Wer hat den inf Vertrag gekündigt

Das Recht der Vertragsstaaten, im Rahmen des Vertrags Vor-Ort-Kontrollen durchzuführen, endete am 31. Mai 2001, aber die Nutzung von Überwachungssatelliten für die Datenerhebung wurde bis zur Beendigung des Vertrags im Jahr 2019 fortgesetzt. “Am 2. August 2019 wurde auf Initiative der US-Seite der Am 8. Dezember 1987 in Washington unterzeichnete Vertrag zwischen der Sowjetunion und den Vereinigten Staaten über die Beseitigung von Mittel- und Kurzstreckenraketen beendet”, heißt es in einer Erklärung des Ministeriums, die auf dem offiziellen Internetportal für Rechtsinformationen veröffentlicht wurde. US-Präsident Donald Trump hat am Freitag offiziell ein langjähriges US-Atomabkommen mit Russland gekündigt und damit möglicherweise den Anfang vom Ende der Rüstungskontrollarchitektur signalisiert, die seit dem Kalten Krieg Atomwaffen reguliert. Der Vertrag berechtigte die Vertragsparteien, bei der Ausübung ihrer nationalen Souveränität nach sechsmonatiger Kündigungsfrist vom Vertrag zurückzutreten, wenn sie beschlossen, dass außergewöhnliche Ereignisse im Zusammenhang mit dem Gegenstand des Vertrags ihre höchsten Interessen gefährden (Artikel XV). Die USA gaben im Februar 2019 ihre Absicht bekannt, sich aus dem Vertrag zurückzuziehen, und taten dies offiziell im August 2019. Nach dem Rückzug der USA erklärte Russland, der Vertrag habe “keine Wirkung mehr” und das Abkommen wurde gekündigt.

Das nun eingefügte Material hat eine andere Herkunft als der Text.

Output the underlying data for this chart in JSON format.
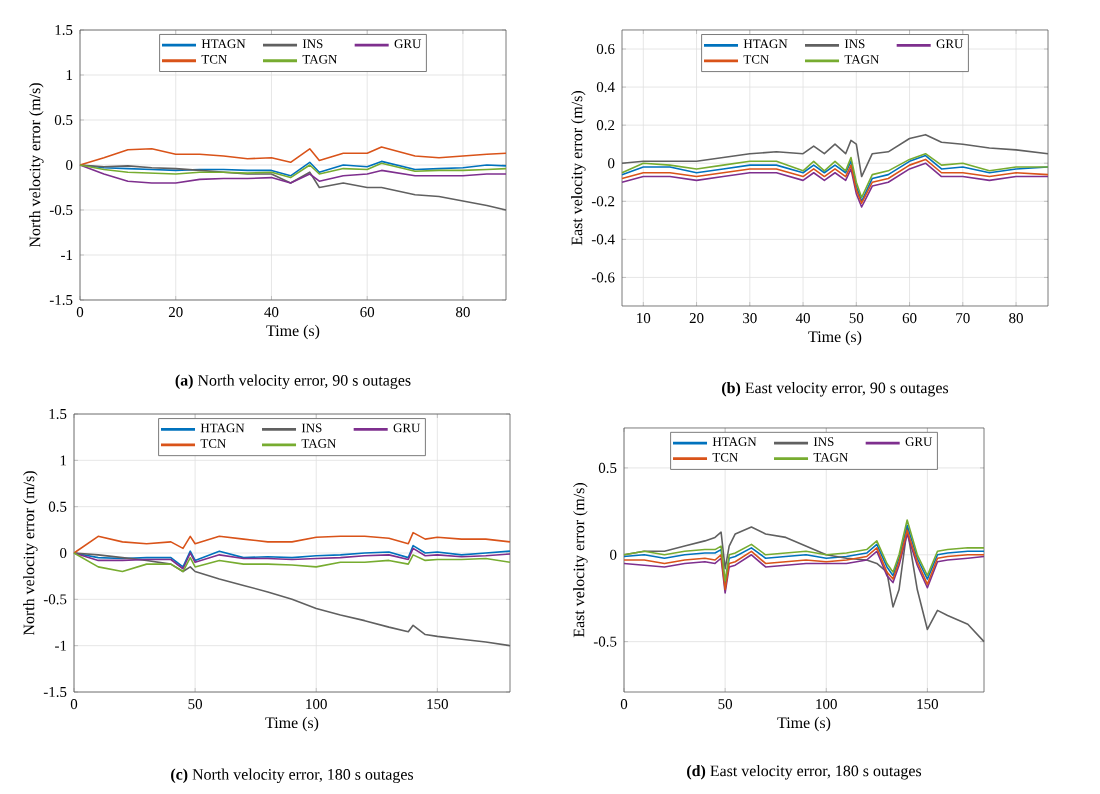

Am 2. August zogen sich die USA formell aus dem Vertrag zurück. Russland gab eine Erklärung ab, in der darauf hingewiesen wurde, dass der Vertrag gekündigt wurde und nicht mehr in Kraft ist. “Früher [als] später wollen wir diese Fähigkeit entwickeln und [sicherstellen], dass wir Langstrecken-Präzisionsfeuer haben können, nicht nur für [Europa], sondern auch für das Theater, in das wir einsetzen, wegen der Bedeutung großer Entfernungen, die wir zurücklegen müssen, und wie wichtig eine konventionelle Mittelstreckenwaffe für das [Pacific Command] Theater wäre”, sagte Verteidigungsminister Mark Esper am 2. August. Rüstungskontrollexperten sagen, dass der Niedergang des INF-Vertrags die Dinge nicht von heute auf morgen ändern wird. “Kurzfristig gibt es keine sofortige körperliche Veränderung nach Freitag. Die Vereinigten Staaten und Russland werden am Samstag nicht mit der Stationierung hunderter neuer Raketen beginnen”, sagte Thomas Countryman, ein ehemaliger hochrangiger US-Diplomat, der bis zu seiner Pensionierung im Jahr 2017 an Fragen der Nichtverbreitung arbeitete. Das Paradoxe ist, dass die Rüstungskontrolle nach dem Zusammenbruch der Sowjetunion, als die Spannungen niedrig waren, unwichtig erschien. Die Aufmerksamkeit hat sich nun darauf verlagert, wie die Vereinigten Staaten und die NATO an eine Welt ohne das Abkommen herangehen sollten. Das Verteidigungsministerium hat im Geschäftsjahr 2020 fast 100 Millionen US-Dollar für die Entwicklung von drei neuen Raketensystemen beantragt, die die Reichweiten des Vertrags überschreiten würden. Arten von Inspektionen zur Überprüfung der Vertragskonformität: Anfang 1983 erklärten die US-Unterhändler, dass sie einen Plan über die Nulloption hinaus unterstützen würden, wenn der Plan gleiche Rechte und Grenzen für die USA und die Sowjetunion mit solchen weltweit gültigen Grenzwerten festige und britische und französische Raketensysteme (sowie die anderer Dritter) ausschloss.

Als vorübergehende Maßnahme schlugen die US-Unterhändler auch eine Obergrenze von 450 eingesetzten INF-Sprengköpfen auf der ganzen Welt sowohl für die USA als auch für die Sowjetunion vor. Als Reaktion darauf schlugen die sowjetischen Unterhändler vor, dass ein Plan alle US-inF-Einsätze in Europa blockieren, sowohl Raketen als auch Flugzeuge abdecken, Dritte einbeziehen und sich in erster Linie auf Europa konzentrieren müsste, damit es sowjetische Unterstützung erhält.